Ding Yidan, Udompanyawit Chalisa, Zhang Yisha, He Bin
Department of Biomedical Engineering, Carnegie Mellon University, Pittsburgh, PA, USA.
Department of Electrical and Computer Engineering, Carnegie Mellon University, Pittsburgh, PA, USA.
Nat Commun. 2025 Jun 30;16(1):5401. doi: 10.1038/s41467-025-61064-x.
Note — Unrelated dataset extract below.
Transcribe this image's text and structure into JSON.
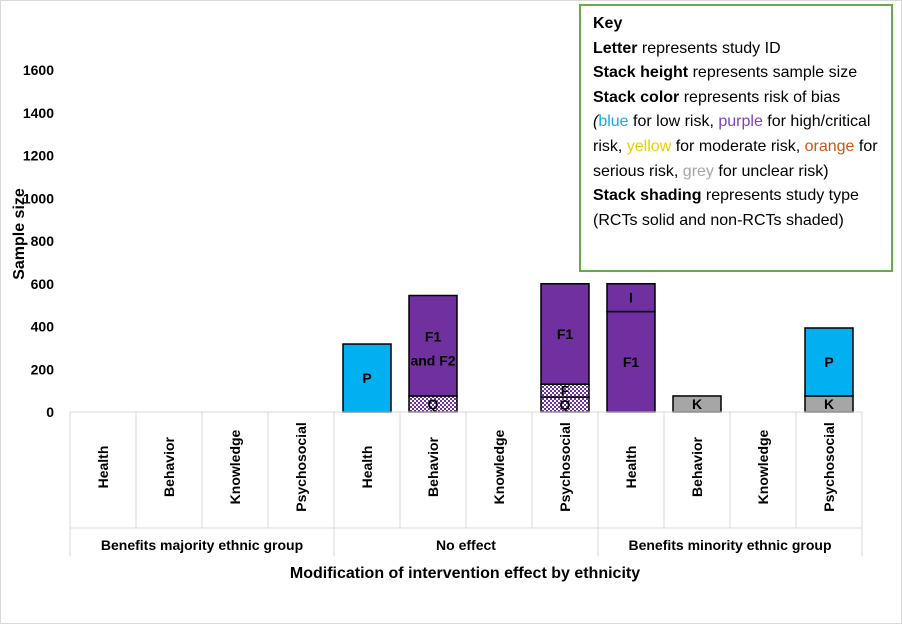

Brain-computer interfaces (BCIs) connect human thoughts to external devices, offering the potential to enhance life quality for individuals with motor impairments and general population. Noninvasive BCIs are accessible to a wide audience but currently face challenges, including unintuitive mappings and imprecise control. In this study, we present a real-time noninvasive robotic control system using movement execution (ME) and motor imagery (MI) of individual finger movements to drive robotic finger motions. The proposed system advances state-of-the-art electroencephalography (EEG)-BCI technology by decoding brain signals for intended finger movements into corresponding robotic motions. In a study involving 21 able-bodied experienced BCI users, we achieved real-time decoding accuracies of 80.56% for two-finger MI tasks and 60.61% for three-finger tasks. Brain signal decoding was facilitated using a deep neural network, with fine-tuning enhancing BCI performance. Our findings demonstrate the feasibility of naturalistic noninvasive robotic hand control at the individuated finger level.
脑机接口(BCIs)将人类思想与外部设备相连,为运动功能受损的个体以及普通人群提高生活质量带来了潜力。非侵入式脑机接口广泛适用于广大用户,但目前面临一些挑战,包括映射不直观和控制不精确等问题。在本研究中,我们展示了一种实时非侵入式机器人控制系统,该系统利用单个手指运动的动作执行(ME)和运动想象(MI)来驱动机器人手指运动。所提出的系统通过将预期手指运动的脑信号解码为相应的机器人动作,推动了先进的脑电图(EEG)-脑机接口技术的发展。在一项涉及21名身体健康且有脑机接口使用经验的用户的研究中,我们在双指MI任务中实现了80.56%的实时解码准确率,在三指任务中实现了60.61%的实时解码准确率。使用深度神经网络促进了脑信号解码,微调提高了脑机接口的性能。我们的研究结果证明了在个体手指水平上实现自然主义非侵入式机器人手部控制的可行性。